24
June
2007

by Ann Brashares

In her first novel written for the general population instead of the young adult market, Ann Brashares shows us that she can spin a tale as compelling as her earlier work and just as satisfying. In truth, her better-known Sisterhood of the Traveling Pants novels are truly ageless, so that rather than graduating from “kiddie lit” to the adult fiction, the author has mainly deepened her tone, and added a few more sophisticated nuances to her subject matter.

Brashares is equally deft with creating people and places. In The Last Summer, she gives us a picture of summer life on Fire Island so vivid that I could actually smell the salt air and feel gritty sand between my toes. Likewise, her trio of main characters, 21-year-old Alice, her older sister Riley (age 24) and their best friend from childhood, Paul, are sketched well enough that each becomes fairly real. If Riley is a little blurrier than the other two, I see it as design, rather than a flaw, for an integral part of the plot is Riley’s sudden extremely serious illness, and the scarcity of long scenes with her seems to foreshadow the end of the story.

When describing this book to friends, I referred to it as “beachy and lyrical,” and I stick by that description. Reading this book, one can feel the ebb and flow of tides and time.

I look forward to more of Brashare’s work.

Posted in Anne Brashares, General | Comments Off

10
May
2007

by Ann Brashares

The fourth and final installment in the stories of the Sisterhood was the least juvenile of a series that really is universal, and shouldn’t be ignored just because of it’s YA label. In this novel, the girls are separate more than not, and the Pants are shared throughout their first year of college, not just during the summer. While not every story ends up completely happy, each of these young women grows and changes and sets the stage for what her life will become, and it’s great to watch them all deal with real issues, that real college freshman often encounter, and triumph over their personal obstacles.

I loved this series because the girls were so real.
I wanted to hate this book because it meant saying goodbye to old friends, but the beauty of books is that you can always re-read them.


6
April
2007

Sisterhood of the Traveling Pants / Second Summer of the Sisterhood / Girls in Pants (3 Book Set) by Ann Brashares

Despite the fact that a very kind author sent me a review copy of his book, and despite the fact that I’ve read the first fifty pages and found it gripping, having been burned to a crisp put me in the mood for light, fluffy reading.

Since I’ve seen The Sisterhood of the Traveling Pants on cable many times at this point, and even rented the dvd when it was first available, and since my friend Erin had mentioned them several weeks ago (months, really) when the fourth book had just come out, AND since YA books are less expensive than general fiction, I ordered them all.

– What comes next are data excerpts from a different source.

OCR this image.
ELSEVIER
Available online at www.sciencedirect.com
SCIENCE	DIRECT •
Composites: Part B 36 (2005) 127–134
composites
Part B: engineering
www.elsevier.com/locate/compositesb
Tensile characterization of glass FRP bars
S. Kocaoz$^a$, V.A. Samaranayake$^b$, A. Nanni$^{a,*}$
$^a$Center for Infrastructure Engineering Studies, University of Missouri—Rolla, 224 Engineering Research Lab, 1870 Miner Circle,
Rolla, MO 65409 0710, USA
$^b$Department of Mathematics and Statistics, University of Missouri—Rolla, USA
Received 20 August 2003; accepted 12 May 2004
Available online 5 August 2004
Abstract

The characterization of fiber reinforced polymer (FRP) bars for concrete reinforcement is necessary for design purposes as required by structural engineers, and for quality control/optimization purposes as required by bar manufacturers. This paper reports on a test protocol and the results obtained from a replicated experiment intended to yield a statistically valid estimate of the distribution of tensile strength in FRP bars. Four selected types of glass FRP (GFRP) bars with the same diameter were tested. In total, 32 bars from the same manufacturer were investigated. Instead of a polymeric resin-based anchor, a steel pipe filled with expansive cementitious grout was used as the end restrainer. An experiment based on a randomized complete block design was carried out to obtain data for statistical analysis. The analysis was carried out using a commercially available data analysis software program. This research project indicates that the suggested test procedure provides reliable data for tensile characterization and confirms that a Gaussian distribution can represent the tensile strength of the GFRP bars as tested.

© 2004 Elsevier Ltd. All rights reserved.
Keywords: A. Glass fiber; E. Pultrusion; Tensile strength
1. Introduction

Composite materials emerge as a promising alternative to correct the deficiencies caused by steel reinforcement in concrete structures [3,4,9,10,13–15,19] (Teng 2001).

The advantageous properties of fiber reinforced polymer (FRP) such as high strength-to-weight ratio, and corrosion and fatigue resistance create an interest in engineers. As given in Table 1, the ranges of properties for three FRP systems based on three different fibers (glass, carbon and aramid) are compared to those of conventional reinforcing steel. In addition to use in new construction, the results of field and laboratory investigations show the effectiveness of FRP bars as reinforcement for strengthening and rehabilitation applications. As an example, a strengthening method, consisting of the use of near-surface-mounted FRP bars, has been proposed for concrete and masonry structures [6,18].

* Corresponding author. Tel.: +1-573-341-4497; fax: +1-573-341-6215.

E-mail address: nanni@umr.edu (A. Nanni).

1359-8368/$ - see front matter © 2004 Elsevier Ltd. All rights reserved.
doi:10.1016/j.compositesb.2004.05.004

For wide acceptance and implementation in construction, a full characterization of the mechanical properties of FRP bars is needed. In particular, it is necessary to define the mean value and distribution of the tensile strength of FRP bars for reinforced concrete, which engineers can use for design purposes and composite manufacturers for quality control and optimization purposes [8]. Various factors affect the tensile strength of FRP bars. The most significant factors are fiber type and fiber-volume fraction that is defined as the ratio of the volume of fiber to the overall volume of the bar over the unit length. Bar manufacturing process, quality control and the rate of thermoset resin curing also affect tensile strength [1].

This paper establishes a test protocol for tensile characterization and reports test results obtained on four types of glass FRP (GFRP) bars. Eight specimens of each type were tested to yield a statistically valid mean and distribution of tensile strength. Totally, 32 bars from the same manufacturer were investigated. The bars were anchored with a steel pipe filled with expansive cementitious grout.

I’m glad I did. Like J. K. Rowling’s Harry Potter series, Brashares’s novels are not all all “kiddie lit” but well-written, interesting coming-of-age novels that happen to have teenaged protagonists. The four girls who make up the Sisterhood are all three-dimensional. None of them are perfect. All of them are unique. Their stories are every bit as interesting as any more grown up chick-lit characters, and the writing is considerably less fluffy than many. Bookstores and publishers may classify these books as YA, but to me, they’re comfort reading. You know there will ultimately be a mostly-happy ending, but you also know the characters will progress, and that not everything will be sunshine and roses.

I’m a fast reader. I received these on Wednesday evening, and am now a bit more than half way through the third book. Is it too early for me to recommend them? No. Because everyone has gone through adolescence, and that makes these novels (which, at around 300 pages each, are a satisfying length) truly universal.

If you have daughters. If you are a daughter. If you are remotely in touch with your inner teen-aged girl, you must read these books.